Юлия удивленно посмотрела на Веронику, пожала плечами, словно удивляясь, что той впервые в жизни удалось сказать что-то умное.
– Все равно – не понимаю, – бормотала Сашка. – Стаська, конечно, была странной, но она никогда не была агрессивной. Если не считать географа, которому она врезала... Но за что ей бить Юльку, да еще перед ответственной контрольной?
– Думаю, она не собиралась писать эту контрольную, – сказала Юлия. – Эта история доказывает, что Стася исчезла по своей воле. Она была не так проста, чтобы исчезнуть по воле кого-то другого, да и не было там, кроме нас, других. А ударила понятно почему: чтобы я молчала, что видела ее и что она побежала на третий этаж. Это сузило бы квадрат поисков, так? Она меня просчитала, – потрясенным голосом произнесла женщина.
Никто не решился с этим спорить.
– Ну, теперь колись, о чем это вы шептались в тот вечер? – приказала Юлия Сашке.
– Я! – отпрянула Сашка. – Нет, я не могу! Я мамой своей поклялась!
– Бросай ты этот детский сад, в самом деле. Сколько лет-то тебе!
– И что, мама не нужна?!
– Да ты дуру-то из себя не строй!!
– Ладно, – сдалась Сашка. – Конечно, дело не столько в клятве, сколько Стаську не хотелось позорить. Ее ведь, может, уже и на свете не было, зачем же имя трепать? В общем, Стаська призналась, что она беременна. Только сдается мне, не потому она призналась, что хотела с кем-то поделиться, а потому, что я еще раньше об этом догадалась. То есть не то чтобы догадалась, а так, щелкнуло что-то в голове. Тогда ведь о таком и подумать было страшно, чтобы школьница оказалась в положении! Просто днем раньше была физкультура, и я заметила, что у Стаськи вроде как выпирает животик, и она все время прикрывает его руками. И в баскетбол свой любимый она не играла, просто сидела на скамье и травила байки. А в тот вечер она сама заговорила об этом. Только сперва велела поклясться самым дорогим, что никогда никому не выдам ее тайну.
– Да, Стаська знала, кого просить, – сказала Вероника.
– Мы тогда этого не понимали, – задумчиво проговорила Сашка. – Наивные были, не только я, – все.

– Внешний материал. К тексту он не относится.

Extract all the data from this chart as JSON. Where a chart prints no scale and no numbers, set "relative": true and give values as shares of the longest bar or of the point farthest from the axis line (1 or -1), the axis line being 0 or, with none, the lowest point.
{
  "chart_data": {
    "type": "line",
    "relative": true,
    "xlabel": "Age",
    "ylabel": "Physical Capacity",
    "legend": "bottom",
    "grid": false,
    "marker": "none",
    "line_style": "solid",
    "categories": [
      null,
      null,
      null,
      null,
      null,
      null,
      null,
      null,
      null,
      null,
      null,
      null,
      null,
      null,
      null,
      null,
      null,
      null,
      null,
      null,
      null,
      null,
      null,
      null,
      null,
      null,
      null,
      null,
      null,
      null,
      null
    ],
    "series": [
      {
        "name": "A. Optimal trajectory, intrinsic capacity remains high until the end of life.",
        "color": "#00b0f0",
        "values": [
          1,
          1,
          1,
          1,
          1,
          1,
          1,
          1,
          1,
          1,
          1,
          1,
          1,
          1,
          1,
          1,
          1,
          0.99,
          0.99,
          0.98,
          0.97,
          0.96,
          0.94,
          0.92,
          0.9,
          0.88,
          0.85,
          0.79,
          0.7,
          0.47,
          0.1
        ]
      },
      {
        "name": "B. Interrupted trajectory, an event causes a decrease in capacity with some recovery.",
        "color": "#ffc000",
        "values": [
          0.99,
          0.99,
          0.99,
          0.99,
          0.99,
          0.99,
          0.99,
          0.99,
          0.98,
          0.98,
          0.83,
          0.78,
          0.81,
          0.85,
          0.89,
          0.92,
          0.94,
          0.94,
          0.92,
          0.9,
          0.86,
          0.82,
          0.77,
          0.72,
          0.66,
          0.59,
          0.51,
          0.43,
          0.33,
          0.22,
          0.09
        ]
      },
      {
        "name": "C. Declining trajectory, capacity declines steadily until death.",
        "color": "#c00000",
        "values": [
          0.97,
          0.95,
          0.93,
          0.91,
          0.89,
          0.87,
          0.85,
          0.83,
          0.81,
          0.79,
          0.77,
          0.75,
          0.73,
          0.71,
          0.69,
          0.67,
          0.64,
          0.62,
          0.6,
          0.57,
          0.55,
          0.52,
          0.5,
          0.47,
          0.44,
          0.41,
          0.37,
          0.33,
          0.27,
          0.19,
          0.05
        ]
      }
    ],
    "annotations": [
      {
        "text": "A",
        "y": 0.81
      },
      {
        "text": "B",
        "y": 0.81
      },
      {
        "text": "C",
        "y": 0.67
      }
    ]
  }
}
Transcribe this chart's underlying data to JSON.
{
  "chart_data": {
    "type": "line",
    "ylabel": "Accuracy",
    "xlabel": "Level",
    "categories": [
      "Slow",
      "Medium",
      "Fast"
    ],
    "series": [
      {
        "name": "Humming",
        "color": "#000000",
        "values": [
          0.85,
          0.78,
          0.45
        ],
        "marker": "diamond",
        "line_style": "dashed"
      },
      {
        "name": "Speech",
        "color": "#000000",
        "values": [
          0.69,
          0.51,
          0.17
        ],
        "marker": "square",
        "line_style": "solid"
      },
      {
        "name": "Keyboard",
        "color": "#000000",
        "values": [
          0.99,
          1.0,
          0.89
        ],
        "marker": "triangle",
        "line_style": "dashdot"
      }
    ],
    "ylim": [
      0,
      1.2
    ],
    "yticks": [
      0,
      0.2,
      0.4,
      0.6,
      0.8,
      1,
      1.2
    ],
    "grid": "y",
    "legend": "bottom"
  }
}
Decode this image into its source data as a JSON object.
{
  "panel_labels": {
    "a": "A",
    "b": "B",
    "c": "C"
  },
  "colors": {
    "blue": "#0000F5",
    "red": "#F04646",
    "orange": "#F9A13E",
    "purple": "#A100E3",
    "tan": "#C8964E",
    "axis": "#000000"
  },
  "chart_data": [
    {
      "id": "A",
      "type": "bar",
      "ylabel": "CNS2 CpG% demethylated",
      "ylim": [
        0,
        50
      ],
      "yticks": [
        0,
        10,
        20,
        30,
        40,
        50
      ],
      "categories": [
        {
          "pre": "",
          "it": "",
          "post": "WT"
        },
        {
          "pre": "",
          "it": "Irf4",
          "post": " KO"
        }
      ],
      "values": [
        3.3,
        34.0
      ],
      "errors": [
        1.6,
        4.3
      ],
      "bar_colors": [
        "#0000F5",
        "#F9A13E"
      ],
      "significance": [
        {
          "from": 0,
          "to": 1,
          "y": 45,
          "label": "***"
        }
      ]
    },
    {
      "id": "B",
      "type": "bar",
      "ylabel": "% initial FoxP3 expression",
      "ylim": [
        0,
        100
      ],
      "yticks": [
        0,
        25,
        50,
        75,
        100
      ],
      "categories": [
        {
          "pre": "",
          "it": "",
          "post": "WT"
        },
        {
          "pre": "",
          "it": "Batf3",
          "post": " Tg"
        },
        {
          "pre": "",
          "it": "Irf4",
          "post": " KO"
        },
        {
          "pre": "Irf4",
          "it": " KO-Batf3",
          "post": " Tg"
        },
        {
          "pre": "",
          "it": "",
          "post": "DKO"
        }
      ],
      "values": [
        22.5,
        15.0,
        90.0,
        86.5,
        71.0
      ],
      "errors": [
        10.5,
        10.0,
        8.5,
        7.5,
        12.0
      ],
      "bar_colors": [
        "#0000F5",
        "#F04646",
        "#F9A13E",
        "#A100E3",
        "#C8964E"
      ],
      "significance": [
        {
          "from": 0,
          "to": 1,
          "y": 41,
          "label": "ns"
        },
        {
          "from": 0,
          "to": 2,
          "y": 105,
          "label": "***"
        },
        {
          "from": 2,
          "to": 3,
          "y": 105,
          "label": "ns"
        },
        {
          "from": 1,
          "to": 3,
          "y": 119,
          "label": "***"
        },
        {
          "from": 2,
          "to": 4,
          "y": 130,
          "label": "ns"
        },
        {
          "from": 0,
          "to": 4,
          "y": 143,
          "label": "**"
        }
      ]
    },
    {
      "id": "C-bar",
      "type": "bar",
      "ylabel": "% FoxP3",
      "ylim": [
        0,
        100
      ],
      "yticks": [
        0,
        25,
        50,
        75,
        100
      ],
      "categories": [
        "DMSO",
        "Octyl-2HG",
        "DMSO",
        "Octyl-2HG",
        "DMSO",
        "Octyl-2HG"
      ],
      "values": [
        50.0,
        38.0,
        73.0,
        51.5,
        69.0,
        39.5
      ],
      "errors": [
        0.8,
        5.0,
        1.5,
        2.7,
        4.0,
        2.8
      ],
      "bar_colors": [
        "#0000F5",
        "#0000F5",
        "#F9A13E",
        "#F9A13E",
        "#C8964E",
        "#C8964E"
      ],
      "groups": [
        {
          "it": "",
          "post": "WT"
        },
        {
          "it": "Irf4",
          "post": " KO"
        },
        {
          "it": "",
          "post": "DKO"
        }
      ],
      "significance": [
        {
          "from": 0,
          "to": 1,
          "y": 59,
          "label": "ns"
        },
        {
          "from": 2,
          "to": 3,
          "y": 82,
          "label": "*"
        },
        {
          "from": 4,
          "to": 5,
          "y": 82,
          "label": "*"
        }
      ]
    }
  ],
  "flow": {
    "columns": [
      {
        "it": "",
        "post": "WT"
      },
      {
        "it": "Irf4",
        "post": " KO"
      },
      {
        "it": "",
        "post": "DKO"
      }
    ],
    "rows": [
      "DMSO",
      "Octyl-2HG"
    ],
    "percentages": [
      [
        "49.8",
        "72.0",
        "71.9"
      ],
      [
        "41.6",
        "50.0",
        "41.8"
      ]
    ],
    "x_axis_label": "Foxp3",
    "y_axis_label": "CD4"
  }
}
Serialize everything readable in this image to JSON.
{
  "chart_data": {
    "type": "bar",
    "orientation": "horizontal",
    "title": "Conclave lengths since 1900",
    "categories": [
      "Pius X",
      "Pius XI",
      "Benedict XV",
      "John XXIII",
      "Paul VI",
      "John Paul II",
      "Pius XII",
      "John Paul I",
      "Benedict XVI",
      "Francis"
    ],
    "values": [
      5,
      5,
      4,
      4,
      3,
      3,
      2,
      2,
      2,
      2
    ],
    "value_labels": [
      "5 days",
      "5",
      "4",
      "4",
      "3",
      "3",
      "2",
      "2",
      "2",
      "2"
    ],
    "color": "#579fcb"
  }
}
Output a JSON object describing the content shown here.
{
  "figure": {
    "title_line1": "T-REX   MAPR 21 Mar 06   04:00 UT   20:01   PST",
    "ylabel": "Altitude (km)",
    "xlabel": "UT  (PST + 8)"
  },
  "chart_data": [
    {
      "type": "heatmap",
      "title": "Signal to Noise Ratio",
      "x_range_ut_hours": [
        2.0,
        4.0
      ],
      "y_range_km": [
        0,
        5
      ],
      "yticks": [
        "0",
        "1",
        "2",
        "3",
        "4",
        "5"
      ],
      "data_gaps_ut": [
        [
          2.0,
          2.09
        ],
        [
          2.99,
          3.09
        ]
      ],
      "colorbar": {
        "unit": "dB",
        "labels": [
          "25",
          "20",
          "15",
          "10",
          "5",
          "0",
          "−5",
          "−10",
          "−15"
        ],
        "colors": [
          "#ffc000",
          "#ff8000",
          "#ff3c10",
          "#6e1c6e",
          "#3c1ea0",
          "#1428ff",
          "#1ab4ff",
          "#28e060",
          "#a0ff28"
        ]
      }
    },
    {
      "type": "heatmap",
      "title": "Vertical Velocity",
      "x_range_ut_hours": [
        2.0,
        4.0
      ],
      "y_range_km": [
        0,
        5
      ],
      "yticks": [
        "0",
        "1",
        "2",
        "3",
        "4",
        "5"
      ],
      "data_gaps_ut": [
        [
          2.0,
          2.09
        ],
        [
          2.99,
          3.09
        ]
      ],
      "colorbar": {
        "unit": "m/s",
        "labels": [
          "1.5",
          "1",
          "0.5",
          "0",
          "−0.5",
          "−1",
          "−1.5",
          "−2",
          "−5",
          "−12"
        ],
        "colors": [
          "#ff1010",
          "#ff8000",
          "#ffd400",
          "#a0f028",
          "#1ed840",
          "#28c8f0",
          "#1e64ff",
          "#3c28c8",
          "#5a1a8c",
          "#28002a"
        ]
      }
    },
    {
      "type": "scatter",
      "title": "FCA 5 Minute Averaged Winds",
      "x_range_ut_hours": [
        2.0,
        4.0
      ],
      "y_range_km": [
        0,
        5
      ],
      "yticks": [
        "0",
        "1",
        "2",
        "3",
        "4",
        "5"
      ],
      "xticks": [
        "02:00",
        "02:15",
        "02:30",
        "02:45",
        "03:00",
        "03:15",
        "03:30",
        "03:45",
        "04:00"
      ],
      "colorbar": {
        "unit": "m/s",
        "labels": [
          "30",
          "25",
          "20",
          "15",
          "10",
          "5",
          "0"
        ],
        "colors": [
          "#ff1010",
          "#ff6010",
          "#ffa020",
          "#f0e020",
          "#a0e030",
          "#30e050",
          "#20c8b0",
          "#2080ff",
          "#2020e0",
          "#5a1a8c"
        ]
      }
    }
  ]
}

Стаська уже была настоящей женщиной, сформировавшейся, красивой, уверенной в себе. Кто мог подумать, что ей всего четырнадцать? На ее фоне мы все были абсолютными детьми.
– Она сказала, кто отец ребенка?
– Нет, она больше рассказывала, как боится родителей и как переживает. Спрашивала, что ей делать? Как будто я могла ей помочь! Мне нужно было время, чтобы обдумать информацию. Поэтому я так обрадовалась, когда Ника предложила поиграть. До сих пор переживаю – вдруг Стаська тогда обиделась на меня. Я ведь не знала, что мы больше никогда не встретимся...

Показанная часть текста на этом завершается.